Now onto the crows. American crows are a frequent nest predator, meaning they like to dine on the eggs and nestlings of many species including sparrows, robins, jays, terns, loons, and eiders. So the crows are probably an occasional predator of songbirds, but Fish puts their impact, and that of other wild predators, at probably “tenth on my list” of factors harming the songbird population. More likely the crow population is increasing by the UC campus because it is everywhere. Crows, unlike songbirds, are one of those species that thrive in human environments.

“People, whether construction people or high-living undergrads, tend to make garbage, and that’s what brings the crows in,” Fish said. “Crows are brilliant food-finders.  They learn and they remember.  As we continue living in tight communities and as we leave edible waste around, we will be seeing increasing crows.”

So, that’s where we can expect things to go, unless we take steps to specifically protect songbird populations.
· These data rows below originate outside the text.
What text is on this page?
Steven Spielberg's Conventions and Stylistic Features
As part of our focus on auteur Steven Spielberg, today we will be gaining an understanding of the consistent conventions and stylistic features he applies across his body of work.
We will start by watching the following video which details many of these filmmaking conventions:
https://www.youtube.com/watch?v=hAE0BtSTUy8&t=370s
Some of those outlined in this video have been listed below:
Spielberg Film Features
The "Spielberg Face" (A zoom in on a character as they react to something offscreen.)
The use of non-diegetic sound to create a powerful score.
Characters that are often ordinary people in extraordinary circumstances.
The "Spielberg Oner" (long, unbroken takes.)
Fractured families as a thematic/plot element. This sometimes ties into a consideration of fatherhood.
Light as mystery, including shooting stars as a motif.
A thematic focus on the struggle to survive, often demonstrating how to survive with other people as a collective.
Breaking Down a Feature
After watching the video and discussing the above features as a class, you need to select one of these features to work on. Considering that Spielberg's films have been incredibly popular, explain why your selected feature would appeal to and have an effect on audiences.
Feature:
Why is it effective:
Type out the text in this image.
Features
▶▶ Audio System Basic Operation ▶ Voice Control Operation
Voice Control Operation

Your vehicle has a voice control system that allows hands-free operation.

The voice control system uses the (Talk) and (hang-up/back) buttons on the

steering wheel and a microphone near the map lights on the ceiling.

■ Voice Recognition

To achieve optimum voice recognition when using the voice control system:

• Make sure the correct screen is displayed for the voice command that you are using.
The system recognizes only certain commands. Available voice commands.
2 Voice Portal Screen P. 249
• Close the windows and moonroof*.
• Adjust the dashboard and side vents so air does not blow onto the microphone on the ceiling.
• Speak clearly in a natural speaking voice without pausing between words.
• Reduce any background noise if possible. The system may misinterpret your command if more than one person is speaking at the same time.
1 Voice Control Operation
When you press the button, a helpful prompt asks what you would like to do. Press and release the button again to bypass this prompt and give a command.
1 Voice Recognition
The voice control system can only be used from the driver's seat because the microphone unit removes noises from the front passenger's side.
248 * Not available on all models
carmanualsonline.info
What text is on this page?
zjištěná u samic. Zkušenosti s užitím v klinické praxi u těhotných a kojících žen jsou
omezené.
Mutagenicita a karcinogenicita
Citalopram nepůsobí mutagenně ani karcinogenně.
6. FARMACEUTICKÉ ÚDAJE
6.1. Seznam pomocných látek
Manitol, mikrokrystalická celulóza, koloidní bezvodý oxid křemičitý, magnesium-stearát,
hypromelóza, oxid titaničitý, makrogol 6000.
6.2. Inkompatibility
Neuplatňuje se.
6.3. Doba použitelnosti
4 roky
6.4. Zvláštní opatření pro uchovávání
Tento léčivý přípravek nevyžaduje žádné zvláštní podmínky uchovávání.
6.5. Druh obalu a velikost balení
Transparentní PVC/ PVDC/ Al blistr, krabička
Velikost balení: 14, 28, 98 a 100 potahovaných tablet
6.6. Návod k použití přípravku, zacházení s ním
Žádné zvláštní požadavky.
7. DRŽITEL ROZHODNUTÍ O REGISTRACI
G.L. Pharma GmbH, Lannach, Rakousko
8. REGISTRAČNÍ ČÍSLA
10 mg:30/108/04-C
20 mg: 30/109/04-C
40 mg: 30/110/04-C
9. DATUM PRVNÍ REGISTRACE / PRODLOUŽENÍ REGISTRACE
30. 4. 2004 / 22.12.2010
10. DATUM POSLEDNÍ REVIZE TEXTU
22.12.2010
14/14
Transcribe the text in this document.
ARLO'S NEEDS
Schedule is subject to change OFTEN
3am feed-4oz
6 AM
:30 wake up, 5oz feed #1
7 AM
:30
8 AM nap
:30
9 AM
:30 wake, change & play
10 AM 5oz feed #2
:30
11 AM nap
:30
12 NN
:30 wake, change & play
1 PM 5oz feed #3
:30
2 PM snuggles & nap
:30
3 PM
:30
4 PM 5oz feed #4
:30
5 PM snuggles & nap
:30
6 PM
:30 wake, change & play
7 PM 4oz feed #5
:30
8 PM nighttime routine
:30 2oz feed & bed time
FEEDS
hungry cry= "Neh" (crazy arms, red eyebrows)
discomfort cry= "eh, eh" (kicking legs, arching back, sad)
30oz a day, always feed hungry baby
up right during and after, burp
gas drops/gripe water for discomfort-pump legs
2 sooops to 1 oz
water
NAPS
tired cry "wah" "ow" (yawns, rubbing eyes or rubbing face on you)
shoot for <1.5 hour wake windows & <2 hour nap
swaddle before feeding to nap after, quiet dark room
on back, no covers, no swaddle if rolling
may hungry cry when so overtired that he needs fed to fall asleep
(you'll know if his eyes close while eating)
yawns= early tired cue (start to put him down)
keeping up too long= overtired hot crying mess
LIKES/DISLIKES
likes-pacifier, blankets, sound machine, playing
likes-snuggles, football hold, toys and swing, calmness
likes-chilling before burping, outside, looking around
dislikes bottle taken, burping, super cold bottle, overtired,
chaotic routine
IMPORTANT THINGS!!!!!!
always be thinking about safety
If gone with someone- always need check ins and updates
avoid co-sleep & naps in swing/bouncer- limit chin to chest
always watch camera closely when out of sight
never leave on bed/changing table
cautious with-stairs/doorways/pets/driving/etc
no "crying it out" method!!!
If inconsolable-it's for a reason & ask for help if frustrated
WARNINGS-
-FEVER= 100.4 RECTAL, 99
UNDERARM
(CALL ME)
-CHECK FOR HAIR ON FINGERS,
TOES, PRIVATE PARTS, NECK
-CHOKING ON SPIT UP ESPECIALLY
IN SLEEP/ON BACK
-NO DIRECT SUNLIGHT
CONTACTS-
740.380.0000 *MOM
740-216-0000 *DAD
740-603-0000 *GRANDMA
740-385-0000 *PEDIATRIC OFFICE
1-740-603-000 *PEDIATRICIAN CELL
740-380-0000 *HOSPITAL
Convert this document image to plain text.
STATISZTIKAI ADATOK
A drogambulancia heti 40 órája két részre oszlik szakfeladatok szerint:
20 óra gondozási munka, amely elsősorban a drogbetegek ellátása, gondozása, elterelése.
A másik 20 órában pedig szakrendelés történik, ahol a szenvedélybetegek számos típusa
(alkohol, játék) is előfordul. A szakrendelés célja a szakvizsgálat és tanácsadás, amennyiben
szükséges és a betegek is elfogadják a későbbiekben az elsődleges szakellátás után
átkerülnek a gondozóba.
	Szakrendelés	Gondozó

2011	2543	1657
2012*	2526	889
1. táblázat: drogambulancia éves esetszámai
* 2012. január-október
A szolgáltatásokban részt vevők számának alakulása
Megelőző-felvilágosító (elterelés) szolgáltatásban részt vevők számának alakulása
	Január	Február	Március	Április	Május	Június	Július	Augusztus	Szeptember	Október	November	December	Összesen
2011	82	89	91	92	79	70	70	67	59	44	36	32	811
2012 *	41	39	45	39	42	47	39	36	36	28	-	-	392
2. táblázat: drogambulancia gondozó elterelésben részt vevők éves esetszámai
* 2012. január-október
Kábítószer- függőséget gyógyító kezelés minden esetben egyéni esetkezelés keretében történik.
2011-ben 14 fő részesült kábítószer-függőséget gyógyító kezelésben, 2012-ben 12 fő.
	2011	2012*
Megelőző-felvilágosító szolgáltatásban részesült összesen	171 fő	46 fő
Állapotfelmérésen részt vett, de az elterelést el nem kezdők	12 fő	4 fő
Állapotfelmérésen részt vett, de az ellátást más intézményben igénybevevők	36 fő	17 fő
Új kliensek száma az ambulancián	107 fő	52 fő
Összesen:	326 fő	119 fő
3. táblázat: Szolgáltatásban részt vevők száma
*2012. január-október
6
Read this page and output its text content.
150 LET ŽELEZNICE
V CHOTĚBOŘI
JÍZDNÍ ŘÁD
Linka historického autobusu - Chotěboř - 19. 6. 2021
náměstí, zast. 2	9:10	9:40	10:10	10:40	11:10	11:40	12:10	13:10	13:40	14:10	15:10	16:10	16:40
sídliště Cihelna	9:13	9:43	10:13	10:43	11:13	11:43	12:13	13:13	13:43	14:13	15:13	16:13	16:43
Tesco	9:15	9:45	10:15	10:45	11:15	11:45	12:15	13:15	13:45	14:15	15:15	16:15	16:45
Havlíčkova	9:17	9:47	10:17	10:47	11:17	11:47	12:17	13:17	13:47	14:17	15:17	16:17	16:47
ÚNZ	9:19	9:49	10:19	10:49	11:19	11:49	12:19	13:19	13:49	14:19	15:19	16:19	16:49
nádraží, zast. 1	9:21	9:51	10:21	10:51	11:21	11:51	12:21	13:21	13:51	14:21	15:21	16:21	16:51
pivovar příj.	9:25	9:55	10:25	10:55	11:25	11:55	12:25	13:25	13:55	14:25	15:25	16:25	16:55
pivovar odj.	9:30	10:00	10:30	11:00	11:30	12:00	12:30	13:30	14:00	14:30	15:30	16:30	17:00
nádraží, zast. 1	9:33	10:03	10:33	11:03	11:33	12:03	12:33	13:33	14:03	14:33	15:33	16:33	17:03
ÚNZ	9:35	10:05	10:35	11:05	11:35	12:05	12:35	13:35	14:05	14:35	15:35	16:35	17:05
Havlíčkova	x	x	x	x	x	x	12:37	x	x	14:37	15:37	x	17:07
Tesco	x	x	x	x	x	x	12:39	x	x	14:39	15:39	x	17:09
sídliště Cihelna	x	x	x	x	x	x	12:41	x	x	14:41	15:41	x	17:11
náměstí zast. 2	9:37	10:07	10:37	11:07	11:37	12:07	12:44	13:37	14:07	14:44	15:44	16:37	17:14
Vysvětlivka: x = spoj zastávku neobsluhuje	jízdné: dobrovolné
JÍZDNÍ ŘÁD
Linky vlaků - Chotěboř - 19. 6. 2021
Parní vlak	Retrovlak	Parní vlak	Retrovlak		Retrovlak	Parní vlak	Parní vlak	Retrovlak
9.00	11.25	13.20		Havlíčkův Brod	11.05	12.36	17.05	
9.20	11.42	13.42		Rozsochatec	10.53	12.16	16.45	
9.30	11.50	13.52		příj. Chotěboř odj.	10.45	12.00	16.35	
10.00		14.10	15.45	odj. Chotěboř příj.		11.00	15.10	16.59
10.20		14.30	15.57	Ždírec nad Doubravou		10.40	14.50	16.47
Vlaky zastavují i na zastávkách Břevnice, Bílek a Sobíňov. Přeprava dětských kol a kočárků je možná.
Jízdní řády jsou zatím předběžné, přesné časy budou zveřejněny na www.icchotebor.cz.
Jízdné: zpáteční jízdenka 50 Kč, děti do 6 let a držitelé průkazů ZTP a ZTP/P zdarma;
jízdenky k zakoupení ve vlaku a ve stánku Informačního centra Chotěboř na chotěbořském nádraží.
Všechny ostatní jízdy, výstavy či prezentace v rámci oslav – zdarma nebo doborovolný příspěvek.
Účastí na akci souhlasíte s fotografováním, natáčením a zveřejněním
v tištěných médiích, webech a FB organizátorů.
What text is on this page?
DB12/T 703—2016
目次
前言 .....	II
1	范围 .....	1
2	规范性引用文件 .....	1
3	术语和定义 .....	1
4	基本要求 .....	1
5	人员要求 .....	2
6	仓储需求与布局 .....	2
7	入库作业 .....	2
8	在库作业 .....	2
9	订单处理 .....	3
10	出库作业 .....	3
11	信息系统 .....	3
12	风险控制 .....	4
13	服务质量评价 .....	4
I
I feel like I barely register crows anymore, they’re so ubiquitous. Actually they’re pretty amazing birds — just not the only birds you want to keep seeing.

Alison Hawkes is the online editor of Bay Nature. 

 

 

About the Author

Alison Hawkes was a Bay Nature editor from 2011-2017. Before Bay Nature she worked in journalism for more than a decade as a former newspaper reporter turned radio producer turned web editor with each rendition bringing her closer to her dream of covering environmental issues. She co-founded Way Out West, a site dedicated to covering Bay Area environmental news.